DE-NOVO PROTEIN-SYNTHESIS AND PROTEIN-PHOSPHORYLATION DURING ANOXIA AND RECOVERY IN THE RED-EARED TURTLE

Changes in de novo protein synthesis and protein phosphorylation were monitored during anoxia and recovery in the red-eared slider Trachemys (-Pseudemys) scripta elegans. Time courses of S-35-radiolabeled methionine incorporation into acid-precipitable material showed an increase up to 5 h postinjection and remained constant after this time. Comparison of the total and acid-precipitable S-35 label incorporation into tissues from 20-h control, anoxic, and recovering animals showed differences between these groups: total radioactivity in brain was 2.9-fold lower in recovering turtles, whereas protein-associated radioactivity was 2.4-fold higher in anoxic liver, 2.3-fold lower in recovering skeletal muscle, and 3.7-fold lower in recovering brain tissue.

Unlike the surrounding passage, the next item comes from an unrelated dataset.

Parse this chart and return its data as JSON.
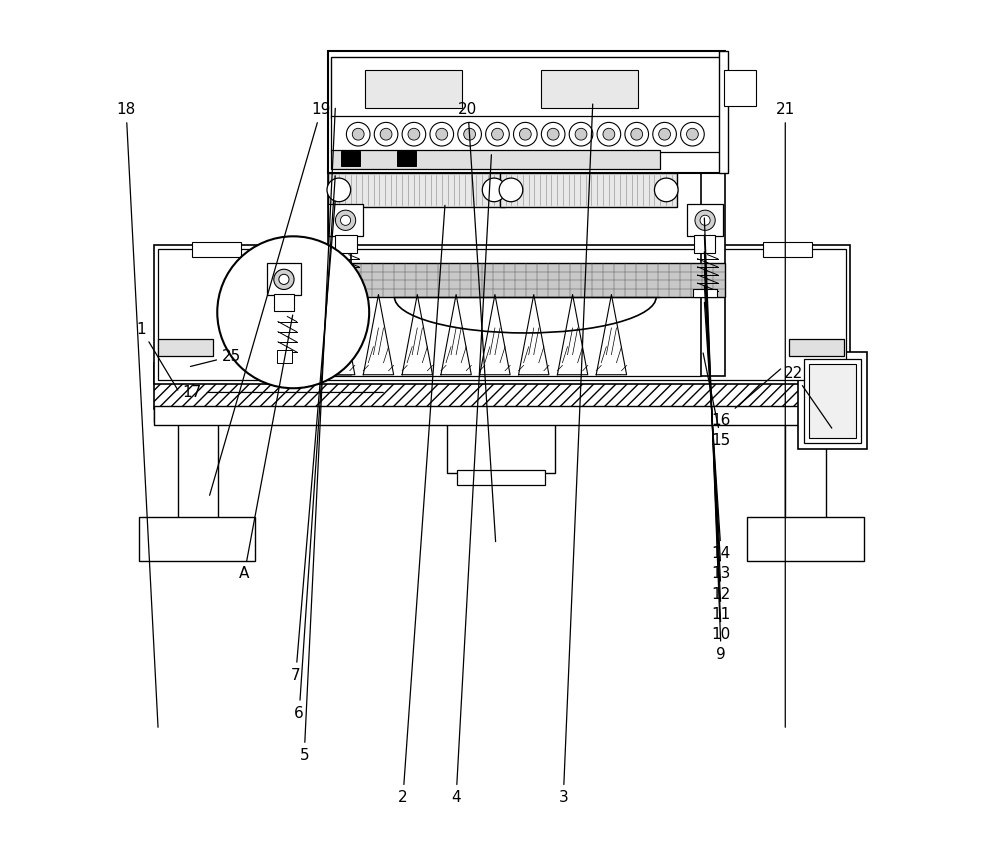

Sodium dodecyl sulfate-polyacrylamide gel electrophoresis of radiolabeled proteins showed the existence of a newly synthesized protein band (relative molecular mass = 72 kDa) that was apparent only in 20-h recovering liver and skeletal muscle. Use of P-32 labeling to monitor changes in protein phosphorylation patterns during anoxia revealed 1.6-, 1.4-, and 1.5-fold increases in P-32 incorporation in anoxic brain, heart, and liver, respectively. Changes in protein phosphorylation were localized to the plasma membrane and cytosolic fractions in brain and to the cytosolic fraction in liver.